An employee who is subject to an employer’s control does not have to be working during that time to be compensated, the court said. Factors used to determine the extent of an employer’s control include whether the on-call employee could easily trade on-call responsibilities, whether the employee actually engaged in personal activities during on-call time, whether an on-premises living requirement existed, and whether the on-call time is spent primarily for the benefit of the employer and its business.
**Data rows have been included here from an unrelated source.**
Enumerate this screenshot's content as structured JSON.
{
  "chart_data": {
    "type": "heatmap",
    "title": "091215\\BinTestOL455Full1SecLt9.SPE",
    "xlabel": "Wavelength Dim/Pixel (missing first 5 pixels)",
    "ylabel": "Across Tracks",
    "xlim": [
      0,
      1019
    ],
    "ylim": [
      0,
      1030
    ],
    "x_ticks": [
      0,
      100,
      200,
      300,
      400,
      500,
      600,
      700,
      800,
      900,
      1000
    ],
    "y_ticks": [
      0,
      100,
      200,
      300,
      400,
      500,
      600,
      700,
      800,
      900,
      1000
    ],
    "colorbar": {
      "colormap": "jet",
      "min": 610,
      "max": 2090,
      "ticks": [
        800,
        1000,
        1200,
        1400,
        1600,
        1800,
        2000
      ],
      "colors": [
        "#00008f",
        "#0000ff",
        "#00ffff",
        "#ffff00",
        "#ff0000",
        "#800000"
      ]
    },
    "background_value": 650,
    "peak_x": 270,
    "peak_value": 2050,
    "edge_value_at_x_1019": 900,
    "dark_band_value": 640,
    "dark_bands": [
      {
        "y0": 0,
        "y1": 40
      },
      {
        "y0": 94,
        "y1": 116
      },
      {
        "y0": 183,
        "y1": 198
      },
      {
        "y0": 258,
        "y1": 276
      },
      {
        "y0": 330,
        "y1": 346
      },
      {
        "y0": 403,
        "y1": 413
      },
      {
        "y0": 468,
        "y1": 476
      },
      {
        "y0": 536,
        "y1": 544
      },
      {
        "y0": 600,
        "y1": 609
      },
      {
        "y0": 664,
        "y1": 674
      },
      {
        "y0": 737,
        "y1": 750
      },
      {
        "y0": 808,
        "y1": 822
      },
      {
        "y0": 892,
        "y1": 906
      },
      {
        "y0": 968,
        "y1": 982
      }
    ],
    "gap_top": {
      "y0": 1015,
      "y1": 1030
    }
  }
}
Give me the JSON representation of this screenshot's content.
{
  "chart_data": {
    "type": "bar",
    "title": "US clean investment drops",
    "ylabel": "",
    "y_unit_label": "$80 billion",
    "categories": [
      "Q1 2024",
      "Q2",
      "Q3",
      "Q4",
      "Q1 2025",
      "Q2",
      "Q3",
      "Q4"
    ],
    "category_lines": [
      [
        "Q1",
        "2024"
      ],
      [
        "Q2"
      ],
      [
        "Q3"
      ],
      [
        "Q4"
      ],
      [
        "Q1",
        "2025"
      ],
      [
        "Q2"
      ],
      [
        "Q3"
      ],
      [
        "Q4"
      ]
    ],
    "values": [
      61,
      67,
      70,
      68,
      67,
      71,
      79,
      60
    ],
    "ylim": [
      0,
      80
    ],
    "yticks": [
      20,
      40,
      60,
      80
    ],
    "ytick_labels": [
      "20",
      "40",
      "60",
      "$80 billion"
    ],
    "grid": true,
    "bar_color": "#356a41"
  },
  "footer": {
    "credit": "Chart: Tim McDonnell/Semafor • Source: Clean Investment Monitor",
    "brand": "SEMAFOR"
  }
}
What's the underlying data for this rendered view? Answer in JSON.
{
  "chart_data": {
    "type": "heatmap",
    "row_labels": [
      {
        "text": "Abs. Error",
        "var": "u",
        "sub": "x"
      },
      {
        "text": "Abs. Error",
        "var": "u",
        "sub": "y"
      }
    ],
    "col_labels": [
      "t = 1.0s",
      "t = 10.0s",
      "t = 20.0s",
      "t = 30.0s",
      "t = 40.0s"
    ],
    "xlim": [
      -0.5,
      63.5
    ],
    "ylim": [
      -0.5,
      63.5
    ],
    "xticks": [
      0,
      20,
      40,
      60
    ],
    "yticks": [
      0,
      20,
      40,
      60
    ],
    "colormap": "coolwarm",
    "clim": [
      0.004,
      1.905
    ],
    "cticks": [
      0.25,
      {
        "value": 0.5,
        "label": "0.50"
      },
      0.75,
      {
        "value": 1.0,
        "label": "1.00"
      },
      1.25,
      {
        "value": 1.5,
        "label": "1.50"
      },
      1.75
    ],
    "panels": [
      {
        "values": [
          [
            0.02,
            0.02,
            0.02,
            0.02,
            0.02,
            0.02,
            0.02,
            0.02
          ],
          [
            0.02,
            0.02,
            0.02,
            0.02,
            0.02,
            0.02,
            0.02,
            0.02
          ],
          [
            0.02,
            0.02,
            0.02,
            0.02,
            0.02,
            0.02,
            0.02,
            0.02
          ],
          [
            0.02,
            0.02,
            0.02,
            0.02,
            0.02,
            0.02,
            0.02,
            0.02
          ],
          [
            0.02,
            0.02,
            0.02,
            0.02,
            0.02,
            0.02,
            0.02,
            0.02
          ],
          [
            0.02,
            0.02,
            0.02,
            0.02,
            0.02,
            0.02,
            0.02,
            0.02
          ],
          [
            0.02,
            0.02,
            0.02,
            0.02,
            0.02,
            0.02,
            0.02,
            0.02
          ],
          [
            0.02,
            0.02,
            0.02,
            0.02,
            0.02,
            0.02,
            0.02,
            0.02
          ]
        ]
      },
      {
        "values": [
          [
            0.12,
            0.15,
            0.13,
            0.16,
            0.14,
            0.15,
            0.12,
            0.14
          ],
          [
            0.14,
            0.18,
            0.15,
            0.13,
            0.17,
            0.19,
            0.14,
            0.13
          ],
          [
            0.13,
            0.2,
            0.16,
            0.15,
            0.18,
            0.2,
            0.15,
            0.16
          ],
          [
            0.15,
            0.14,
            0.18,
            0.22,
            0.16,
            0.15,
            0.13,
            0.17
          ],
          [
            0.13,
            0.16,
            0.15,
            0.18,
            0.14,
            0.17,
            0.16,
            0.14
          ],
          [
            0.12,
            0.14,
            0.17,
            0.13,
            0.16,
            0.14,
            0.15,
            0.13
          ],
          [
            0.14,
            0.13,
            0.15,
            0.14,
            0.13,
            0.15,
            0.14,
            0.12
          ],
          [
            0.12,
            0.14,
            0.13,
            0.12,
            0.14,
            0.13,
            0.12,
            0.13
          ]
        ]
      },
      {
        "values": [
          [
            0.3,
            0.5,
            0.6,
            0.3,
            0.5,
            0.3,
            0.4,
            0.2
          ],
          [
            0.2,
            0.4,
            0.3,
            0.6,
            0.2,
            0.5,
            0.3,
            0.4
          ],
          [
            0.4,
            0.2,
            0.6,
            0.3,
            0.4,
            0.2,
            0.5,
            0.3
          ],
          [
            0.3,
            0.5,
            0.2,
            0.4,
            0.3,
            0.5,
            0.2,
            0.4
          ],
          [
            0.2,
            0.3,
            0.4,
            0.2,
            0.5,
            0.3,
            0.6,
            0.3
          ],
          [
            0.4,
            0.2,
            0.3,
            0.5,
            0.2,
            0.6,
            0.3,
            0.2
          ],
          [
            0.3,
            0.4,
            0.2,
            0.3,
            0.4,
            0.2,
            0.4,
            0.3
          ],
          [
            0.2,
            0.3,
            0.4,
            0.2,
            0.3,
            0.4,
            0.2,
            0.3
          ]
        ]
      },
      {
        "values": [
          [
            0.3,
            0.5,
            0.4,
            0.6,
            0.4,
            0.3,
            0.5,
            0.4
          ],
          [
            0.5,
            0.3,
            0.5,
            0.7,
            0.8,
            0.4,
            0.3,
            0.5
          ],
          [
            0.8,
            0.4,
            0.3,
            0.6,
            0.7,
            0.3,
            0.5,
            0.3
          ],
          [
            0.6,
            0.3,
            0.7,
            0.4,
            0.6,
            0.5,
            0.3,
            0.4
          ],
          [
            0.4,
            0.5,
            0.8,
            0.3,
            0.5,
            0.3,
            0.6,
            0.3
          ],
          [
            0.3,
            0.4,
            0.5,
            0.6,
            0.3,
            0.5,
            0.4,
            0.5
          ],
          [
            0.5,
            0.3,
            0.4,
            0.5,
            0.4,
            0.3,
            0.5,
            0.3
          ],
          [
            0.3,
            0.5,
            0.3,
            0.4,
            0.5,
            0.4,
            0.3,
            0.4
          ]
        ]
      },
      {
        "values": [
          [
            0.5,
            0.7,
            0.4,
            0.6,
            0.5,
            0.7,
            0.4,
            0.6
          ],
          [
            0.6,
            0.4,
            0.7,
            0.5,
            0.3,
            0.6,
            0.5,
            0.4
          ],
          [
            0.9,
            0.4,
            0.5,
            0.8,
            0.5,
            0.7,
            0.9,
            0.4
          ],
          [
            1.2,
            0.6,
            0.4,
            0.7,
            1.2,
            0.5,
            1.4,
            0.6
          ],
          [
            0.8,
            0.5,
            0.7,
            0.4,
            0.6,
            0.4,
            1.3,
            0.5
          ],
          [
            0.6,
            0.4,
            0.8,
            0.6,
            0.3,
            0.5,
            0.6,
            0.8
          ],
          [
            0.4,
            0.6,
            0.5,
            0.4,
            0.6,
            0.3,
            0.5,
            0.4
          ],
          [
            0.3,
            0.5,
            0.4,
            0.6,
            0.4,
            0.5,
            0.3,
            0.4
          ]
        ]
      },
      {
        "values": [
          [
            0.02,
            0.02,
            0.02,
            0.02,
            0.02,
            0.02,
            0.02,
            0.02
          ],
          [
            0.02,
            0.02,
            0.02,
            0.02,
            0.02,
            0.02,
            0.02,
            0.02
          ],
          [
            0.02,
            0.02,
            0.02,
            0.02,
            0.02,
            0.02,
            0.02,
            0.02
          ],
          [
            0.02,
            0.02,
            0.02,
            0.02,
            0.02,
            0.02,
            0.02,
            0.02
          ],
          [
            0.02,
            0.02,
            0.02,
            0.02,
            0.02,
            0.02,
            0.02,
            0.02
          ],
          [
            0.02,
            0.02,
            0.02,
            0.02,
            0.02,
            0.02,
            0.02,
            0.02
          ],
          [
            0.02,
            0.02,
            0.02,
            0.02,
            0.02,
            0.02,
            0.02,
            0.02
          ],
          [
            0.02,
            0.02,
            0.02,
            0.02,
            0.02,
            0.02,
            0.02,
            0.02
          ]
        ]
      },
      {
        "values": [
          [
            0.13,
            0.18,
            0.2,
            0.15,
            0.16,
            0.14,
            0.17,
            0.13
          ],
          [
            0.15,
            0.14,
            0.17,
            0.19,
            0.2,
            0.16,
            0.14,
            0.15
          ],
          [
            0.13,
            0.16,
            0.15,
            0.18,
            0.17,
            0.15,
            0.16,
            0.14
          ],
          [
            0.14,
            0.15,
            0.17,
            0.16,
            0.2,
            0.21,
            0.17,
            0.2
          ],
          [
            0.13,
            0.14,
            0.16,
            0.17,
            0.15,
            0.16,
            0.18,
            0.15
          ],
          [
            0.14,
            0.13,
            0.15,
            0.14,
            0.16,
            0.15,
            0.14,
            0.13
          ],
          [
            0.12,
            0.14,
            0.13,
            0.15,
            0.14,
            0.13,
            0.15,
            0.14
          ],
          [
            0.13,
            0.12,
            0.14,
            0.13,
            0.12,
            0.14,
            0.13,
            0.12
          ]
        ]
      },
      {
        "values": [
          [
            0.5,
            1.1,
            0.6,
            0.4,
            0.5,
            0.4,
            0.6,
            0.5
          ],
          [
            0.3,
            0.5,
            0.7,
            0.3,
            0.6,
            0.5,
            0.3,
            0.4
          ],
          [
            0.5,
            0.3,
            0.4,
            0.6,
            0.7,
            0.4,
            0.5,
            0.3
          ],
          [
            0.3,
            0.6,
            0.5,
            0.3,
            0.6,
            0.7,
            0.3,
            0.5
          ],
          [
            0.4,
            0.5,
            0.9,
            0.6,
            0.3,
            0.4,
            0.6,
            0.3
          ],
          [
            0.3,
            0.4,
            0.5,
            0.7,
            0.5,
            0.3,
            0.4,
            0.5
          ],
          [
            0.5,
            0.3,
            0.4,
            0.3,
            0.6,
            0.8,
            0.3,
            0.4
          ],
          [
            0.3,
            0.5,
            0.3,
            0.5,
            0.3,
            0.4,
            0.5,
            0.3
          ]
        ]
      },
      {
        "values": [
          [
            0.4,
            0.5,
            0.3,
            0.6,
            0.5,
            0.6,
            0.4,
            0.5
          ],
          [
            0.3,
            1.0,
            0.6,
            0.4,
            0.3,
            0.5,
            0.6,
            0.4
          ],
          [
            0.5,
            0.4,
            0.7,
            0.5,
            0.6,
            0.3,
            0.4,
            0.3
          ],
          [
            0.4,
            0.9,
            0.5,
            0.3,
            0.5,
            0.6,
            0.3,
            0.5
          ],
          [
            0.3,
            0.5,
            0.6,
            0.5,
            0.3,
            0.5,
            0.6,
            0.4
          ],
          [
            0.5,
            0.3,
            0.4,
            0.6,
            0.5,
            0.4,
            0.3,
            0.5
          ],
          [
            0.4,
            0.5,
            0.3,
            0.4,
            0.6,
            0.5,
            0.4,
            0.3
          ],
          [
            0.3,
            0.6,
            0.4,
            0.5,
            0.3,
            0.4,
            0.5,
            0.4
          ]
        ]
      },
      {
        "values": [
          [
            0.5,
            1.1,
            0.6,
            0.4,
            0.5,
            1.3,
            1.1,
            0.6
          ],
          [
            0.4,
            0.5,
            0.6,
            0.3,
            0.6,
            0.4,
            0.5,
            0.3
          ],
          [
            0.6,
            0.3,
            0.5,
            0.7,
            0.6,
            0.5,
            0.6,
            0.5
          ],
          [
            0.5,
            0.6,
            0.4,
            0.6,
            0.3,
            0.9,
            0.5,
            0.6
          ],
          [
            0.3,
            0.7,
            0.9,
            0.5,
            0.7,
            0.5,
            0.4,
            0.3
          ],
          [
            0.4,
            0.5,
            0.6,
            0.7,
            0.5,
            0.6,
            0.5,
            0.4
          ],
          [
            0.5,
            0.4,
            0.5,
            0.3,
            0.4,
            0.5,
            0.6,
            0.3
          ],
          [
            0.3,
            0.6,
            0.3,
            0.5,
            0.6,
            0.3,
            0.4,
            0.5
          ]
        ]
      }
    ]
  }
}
“The guards here were required to ‘reside’ in their trailers as a condition of employment and spend on-call hours in their trailers or elsewhere at the worksite. They were obliged to respond, immediately and in uniform, if they were contacted by a dispatcher or became aware of suspicious activity. Guards could not easily trade on-call responsibilities. They could only request relief from a dispatcher and wait to see if a reliever was available. If no relief could be secured, as happened on occasion, guards could not leave the worksite,” the court wrote. “CPS exerted control in a variety of other ways. Even if relieved, guards had to report where they were going, were subject to recall, and could be no more than 30 minutes away from the site. Restrictions were placed on nonemployee visitors, pets, and alcohol use.”
The guards’ on-call time was spent primarily for the benefit of CPS, the court added. The company based its business model on the idea that construction sites need an active security presence around the clock to deter theft and vandalism. “Thus, even when not actively responding to disturbances, guards’ ‘mere presence’ was integral to CPS’ business,” the court said. “Indeed, the parties also stipulated that CPS would have been in breach of its service agreement had a guard or reliever not been at the worksite during all contracted for hours.”
Analogizing to listening to music and drinking coffee while working in an office setting, the court rejected CPS’s argument that because the on-call guards engaged in personal activities ranging from watching TV to showering to browsing the Internet, the time was not compensable.
“The fact that guards could engage in limited personal activities does not lessen the extent of CPS’s control,” the court said. “It is the extent of employer control here that renders on-call time compensable hours worked under Wage Order 4.”
CPS’s fallback position, that federal regulations treat on-call time as generally uncompensated, also failed to sway the court, which noted that California is free to offer greater protection to employees than federal law.
What about sleeping? Sleep time may not be excluded from the 24-hour shifts, the court wrote, finding no evidence that a federal regulation permitting the exclusion of eight hours of sleep time was incorporated into the wage order and declining to adopt the “vacillating and contradictory” viewpoint of the state’s Department of Labor Standards Enforcement.